Pew Research Center has been tracking religious restrictions and hostilities around the world since 2007. Our new report found that a third of the 198 countries and territories studied in 2012 had a high or very high level of social hostilities involving religion, the highest share in the six years of the study. These hostilities – defined in the study as acts of religious hostility by private individuals, organizations or groups in society – increased in every major region of the world except the Americas. Here are some top findings:
- The number of countries with religion-related terrorist violence has doubled over the past six years. In 2012, religion-related terrorist violence took place in one-in-five countries (20%), up from 9% in 2007. In March 2012, for instance, a rabbi and three children were killed by an Islamist extremist at a Jewish school in Toulouse, France.
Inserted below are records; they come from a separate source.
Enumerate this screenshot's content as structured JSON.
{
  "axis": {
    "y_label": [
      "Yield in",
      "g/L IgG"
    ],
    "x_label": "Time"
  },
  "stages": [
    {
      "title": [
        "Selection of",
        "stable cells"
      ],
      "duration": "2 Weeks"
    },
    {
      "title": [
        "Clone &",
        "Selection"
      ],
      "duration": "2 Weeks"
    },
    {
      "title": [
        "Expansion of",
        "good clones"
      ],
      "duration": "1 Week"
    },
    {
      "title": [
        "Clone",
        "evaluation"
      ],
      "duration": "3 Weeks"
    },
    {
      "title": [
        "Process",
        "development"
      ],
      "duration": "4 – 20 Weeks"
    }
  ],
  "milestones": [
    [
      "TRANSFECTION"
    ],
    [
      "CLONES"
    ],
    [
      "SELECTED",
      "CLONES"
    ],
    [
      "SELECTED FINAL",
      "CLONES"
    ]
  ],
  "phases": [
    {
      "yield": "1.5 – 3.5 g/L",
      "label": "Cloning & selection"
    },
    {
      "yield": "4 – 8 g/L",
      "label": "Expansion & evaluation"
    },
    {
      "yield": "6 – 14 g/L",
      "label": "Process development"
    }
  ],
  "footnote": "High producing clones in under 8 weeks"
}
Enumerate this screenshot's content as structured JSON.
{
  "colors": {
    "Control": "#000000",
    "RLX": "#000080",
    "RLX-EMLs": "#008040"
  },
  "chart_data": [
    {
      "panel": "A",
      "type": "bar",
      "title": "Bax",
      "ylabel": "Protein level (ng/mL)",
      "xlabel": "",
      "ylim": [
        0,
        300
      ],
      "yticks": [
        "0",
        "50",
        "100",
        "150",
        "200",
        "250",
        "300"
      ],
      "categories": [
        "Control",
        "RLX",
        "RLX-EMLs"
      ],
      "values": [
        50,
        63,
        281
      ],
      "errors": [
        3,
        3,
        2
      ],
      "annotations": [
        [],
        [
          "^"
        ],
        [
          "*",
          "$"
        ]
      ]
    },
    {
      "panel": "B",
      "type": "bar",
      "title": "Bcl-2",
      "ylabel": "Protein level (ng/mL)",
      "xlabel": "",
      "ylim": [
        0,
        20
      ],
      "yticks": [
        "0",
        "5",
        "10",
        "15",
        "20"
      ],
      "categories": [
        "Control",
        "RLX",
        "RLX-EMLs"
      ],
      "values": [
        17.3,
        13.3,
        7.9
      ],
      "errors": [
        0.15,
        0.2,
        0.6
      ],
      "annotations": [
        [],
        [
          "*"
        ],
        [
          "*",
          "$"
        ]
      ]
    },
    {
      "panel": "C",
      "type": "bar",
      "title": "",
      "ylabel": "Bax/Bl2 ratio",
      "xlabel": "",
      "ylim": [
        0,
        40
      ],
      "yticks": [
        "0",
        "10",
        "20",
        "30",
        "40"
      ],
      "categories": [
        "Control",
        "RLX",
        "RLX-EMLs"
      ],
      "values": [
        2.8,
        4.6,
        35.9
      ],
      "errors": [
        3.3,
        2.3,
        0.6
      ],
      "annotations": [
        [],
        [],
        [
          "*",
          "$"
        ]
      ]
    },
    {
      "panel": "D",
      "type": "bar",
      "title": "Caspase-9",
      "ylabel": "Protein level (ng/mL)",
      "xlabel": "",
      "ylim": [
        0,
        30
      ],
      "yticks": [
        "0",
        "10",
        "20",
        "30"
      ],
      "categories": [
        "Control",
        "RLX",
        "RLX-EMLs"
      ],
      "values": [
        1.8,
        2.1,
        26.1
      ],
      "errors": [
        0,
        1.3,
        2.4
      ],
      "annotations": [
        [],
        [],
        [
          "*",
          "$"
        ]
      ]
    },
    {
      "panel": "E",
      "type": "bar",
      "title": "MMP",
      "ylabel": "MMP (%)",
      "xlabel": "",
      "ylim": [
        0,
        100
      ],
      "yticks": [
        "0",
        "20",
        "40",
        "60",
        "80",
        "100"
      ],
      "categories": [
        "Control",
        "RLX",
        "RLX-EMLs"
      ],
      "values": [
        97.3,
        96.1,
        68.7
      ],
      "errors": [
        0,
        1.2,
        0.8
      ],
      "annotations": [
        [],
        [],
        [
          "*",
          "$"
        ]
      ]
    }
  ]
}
- Women were harassed because of religious dress in nearly a third of countries in 2012 (32%), up from a quarter in 2011 (25%) and less than one-in-ten (7%) in 2007. In Moldova, for instance, two men attacked a Muslim woman in the capital city of Chisinau, calling her a “terrorist” and tearing her headscarf. In 2012, 54 of the 198 countries in the study (27%) had governments that regulate the wearing of religious symbols or attire. This is almost unchanged from the previous year (53 countries, 27%) and significantly higher than in 2007 (21 countries, 11%). While there may not be a direct causal connection between government regulations and social hostilities involving religious attire, our data show that harassment of women over religious dress occurs more often in countries where the wearing of religious symbols or attire is regulated by any level of government.